Et quand vous en avez parlé à Laurent Fabius, il vous a conseillé de dire oui ?
C’est toujours émouvant pour un homme politique de voir un collaborateur d’il y a trente ans, qui est resté un ami, embrasser une carrière politique, alors qu’il sait très bien que ce n’était pas mon inclination. Mon inclination était vraiment vers l’entreprise privée. Et c’est toujours singulier pour un premier ministre de voir un de ses collaborateurs devenir premier ministre, même si c’est dans un autre pays.

Et si Laurent Fabius vous avait dit « Non, je te conseille de ne pas y aller » ?

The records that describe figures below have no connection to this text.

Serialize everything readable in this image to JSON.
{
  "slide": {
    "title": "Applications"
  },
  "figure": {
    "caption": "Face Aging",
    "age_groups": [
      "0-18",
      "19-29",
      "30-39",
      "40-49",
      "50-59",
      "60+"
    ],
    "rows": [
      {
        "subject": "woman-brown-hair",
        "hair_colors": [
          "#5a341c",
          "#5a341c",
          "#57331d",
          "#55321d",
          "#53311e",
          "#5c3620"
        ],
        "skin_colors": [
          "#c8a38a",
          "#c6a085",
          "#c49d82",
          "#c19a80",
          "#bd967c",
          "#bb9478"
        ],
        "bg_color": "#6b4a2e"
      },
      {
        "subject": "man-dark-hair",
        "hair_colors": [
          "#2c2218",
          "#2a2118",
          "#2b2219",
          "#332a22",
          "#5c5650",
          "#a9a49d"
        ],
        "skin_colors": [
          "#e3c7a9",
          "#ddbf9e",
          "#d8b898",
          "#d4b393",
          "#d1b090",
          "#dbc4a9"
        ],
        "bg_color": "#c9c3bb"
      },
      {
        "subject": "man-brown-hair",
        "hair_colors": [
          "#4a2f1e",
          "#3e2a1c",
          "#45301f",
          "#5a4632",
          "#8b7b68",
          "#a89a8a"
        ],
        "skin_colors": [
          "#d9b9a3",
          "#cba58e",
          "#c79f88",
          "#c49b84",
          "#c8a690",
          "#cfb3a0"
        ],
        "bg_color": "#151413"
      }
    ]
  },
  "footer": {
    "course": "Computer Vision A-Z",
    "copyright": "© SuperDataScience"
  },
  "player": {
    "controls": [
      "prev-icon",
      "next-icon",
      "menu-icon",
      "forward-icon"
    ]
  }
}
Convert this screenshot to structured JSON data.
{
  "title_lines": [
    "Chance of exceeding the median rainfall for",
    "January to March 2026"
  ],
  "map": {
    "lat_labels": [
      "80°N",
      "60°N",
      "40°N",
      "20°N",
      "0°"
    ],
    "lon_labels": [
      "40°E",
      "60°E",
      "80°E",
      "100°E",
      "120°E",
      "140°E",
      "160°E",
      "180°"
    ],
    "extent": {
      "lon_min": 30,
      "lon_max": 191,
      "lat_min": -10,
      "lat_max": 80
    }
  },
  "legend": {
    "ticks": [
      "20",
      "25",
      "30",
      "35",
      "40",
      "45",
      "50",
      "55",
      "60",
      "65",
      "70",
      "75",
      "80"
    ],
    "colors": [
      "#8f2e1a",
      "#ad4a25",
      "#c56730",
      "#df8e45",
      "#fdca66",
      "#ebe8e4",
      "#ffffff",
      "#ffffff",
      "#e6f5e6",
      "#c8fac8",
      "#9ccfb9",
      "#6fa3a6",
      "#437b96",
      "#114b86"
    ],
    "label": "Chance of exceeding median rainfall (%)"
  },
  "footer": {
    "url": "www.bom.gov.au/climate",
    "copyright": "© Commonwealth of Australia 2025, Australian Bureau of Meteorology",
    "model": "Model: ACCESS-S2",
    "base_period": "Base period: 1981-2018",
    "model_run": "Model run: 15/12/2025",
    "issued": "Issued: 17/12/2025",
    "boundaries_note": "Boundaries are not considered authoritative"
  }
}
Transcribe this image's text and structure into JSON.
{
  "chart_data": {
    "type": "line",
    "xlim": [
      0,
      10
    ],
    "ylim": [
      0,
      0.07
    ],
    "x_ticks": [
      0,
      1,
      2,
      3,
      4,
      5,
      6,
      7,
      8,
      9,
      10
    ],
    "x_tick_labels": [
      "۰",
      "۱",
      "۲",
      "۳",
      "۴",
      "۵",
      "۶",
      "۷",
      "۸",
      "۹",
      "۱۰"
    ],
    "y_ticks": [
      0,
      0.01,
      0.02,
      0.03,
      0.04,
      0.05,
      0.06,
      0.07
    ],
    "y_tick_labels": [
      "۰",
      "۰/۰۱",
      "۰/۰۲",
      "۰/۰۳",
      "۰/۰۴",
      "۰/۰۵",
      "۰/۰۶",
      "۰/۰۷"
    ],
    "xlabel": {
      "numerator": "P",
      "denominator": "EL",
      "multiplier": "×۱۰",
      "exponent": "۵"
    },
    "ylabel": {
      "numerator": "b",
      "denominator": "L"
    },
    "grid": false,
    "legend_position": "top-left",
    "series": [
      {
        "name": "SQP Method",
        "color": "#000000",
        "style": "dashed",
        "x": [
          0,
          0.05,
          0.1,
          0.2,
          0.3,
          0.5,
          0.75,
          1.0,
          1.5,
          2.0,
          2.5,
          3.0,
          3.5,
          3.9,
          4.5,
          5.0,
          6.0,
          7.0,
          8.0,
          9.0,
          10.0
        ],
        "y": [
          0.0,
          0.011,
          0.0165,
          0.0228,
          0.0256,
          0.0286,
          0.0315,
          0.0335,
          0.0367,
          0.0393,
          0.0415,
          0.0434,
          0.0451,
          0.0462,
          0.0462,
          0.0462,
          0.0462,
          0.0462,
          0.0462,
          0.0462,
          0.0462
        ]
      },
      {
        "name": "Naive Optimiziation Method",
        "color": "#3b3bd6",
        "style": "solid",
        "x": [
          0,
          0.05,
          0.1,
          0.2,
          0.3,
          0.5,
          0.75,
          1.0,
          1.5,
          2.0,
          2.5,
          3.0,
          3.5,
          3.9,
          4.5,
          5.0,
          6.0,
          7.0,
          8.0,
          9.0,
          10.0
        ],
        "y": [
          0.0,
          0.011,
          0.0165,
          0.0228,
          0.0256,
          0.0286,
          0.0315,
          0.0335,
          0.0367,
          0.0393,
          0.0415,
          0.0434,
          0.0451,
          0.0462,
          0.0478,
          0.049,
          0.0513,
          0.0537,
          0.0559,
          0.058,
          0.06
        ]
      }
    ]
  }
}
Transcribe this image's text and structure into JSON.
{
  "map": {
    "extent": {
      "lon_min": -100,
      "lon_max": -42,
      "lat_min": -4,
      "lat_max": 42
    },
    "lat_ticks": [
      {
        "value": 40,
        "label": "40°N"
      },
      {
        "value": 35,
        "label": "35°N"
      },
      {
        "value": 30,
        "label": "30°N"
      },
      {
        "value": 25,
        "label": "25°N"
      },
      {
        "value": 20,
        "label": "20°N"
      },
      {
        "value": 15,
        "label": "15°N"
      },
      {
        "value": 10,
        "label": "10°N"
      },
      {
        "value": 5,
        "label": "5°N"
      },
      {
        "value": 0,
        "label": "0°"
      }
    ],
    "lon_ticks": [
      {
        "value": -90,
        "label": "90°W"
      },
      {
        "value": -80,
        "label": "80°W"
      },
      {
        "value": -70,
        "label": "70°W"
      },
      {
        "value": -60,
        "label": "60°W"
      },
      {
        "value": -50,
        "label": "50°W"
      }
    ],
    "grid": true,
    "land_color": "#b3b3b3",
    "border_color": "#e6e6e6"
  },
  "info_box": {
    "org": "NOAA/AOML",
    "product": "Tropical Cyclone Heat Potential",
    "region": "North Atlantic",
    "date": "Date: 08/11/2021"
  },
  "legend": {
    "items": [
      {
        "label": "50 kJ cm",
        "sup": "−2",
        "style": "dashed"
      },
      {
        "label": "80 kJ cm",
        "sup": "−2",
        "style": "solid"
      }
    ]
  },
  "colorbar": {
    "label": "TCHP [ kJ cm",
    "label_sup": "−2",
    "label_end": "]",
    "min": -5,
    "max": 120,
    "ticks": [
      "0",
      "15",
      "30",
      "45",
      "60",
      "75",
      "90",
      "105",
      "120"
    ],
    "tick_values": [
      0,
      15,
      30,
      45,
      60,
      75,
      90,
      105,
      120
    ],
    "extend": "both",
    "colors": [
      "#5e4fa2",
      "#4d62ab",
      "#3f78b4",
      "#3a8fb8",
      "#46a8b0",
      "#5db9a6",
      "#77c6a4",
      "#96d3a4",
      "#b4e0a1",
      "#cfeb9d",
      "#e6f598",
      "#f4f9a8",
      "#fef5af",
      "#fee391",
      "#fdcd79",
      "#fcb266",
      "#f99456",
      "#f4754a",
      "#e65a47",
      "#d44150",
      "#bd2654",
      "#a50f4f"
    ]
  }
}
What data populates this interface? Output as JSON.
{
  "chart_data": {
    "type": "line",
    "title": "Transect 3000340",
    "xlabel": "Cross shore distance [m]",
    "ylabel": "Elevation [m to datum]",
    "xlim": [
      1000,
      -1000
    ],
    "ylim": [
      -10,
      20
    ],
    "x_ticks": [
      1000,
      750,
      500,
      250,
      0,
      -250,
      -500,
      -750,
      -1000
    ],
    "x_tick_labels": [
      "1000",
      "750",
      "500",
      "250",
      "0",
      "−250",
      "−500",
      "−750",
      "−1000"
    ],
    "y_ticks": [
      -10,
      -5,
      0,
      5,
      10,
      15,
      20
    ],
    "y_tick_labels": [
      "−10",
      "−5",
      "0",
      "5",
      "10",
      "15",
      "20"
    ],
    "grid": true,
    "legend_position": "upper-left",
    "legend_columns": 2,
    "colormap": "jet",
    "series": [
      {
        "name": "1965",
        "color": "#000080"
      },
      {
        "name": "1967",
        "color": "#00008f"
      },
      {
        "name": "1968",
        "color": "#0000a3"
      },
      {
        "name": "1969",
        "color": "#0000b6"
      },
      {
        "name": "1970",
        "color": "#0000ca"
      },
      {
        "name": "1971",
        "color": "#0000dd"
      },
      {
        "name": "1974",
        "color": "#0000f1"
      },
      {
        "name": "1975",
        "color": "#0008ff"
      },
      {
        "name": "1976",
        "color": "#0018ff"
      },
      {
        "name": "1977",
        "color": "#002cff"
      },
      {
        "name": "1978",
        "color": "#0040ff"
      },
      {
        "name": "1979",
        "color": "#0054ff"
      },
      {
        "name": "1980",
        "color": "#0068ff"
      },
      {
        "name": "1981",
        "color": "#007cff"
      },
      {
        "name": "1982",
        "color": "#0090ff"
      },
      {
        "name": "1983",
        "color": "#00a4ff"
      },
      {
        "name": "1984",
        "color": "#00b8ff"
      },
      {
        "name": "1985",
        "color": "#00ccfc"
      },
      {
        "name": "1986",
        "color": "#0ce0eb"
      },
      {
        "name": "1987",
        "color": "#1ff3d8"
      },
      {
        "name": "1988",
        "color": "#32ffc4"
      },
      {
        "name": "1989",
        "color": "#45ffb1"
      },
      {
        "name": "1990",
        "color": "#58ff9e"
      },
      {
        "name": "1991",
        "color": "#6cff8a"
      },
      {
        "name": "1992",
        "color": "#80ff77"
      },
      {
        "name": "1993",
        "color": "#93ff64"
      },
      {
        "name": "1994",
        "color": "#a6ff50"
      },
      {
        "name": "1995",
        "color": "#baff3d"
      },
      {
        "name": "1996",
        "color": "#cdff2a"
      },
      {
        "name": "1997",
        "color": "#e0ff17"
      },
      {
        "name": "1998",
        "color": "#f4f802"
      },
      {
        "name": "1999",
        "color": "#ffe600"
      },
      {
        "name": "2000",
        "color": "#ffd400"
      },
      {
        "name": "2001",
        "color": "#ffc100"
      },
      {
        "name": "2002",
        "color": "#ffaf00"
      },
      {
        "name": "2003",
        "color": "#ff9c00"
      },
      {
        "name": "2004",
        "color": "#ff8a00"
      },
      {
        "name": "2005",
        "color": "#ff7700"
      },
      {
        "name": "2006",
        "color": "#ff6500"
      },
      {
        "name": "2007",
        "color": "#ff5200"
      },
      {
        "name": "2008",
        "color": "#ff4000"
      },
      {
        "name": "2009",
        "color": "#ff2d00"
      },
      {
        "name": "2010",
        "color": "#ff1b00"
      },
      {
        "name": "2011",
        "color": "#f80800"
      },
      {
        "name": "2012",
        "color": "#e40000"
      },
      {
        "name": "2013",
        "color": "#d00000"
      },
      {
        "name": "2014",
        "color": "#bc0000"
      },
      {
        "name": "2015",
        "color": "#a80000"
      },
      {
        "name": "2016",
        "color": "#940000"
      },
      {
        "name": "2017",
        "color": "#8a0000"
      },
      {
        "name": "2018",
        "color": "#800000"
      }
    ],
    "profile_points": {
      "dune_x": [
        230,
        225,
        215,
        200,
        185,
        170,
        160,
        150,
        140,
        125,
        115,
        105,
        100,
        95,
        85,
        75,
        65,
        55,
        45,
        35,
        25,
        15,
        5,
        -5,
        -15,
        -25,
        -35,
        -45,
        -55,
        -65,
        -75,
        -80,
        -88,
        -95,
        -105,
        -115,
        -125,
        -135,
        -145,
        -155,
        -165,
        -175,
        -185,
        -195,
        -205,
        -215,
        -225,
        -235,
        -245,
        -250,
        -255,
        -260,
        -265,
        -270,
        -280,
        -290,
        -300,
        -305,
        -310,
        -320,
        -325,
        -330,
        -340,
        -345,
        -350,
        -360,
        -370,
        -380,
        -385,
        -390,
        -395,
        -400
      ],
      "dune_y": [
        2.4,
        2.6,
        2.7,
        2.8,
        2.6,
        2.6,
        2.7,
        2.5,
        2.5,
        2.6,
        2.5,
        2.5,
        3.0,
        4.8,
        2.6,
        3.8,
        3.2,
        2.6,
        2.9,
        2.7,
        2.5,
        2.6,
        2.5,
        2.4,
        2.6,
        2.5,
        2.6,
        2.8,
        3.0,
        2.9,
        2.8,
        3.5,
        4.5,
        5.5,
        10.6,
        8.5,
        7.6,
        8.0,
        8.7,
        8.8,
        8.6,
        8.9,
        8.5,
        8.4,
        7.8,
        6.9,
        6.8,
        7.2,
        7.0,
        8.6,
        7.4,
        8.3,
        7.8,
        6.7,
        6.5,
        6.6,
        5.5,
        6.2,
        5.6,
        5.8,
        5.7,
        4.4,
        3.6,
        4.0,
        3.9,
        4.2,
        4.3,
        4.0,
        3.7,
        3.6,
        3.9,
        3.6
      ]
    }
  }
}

Non, c’était fait. Ça m’aurait ennuyé qu’un de mes amis proches et qui a de l’expérience politique, qui me veut du bien, pense cela. Mais cela dit, je me suis évidemment ouvert à quelques intimes. Evidemment, qu’il y a des gens qui m’ont dit : « Il ne faut pas entrer en politique, ce n’est pas ce que tu sais faire ». Mais c’est une décision quand même extrêmement intime. Cela faisait une douzaine d’années que j’avais fait des choses comme créer une entreprise d’insertion qui a 200 salariés, créer une fondation et donc j’avais changé beaucoup dans mon appréhension des problèmes du Bénin. C’est-à-dire que je pensais qu’on pouvait faire bouger les lignes. C’est vraiment un pays où on peut faire bouger les choses. Donc tout ça – je vous le dis à vous pour la première fois, je n’en parle au fond jamais au Bénin – c’est une espèce de satisfaction profonde éprouvée depuis maintenant 12-15 ans et qui me persuade qu’on peut tout à fait faire des choses de très grande qualité au Bénin. Et ça, évidemment, ça m’a fait changer en matière de passage à l’action politique.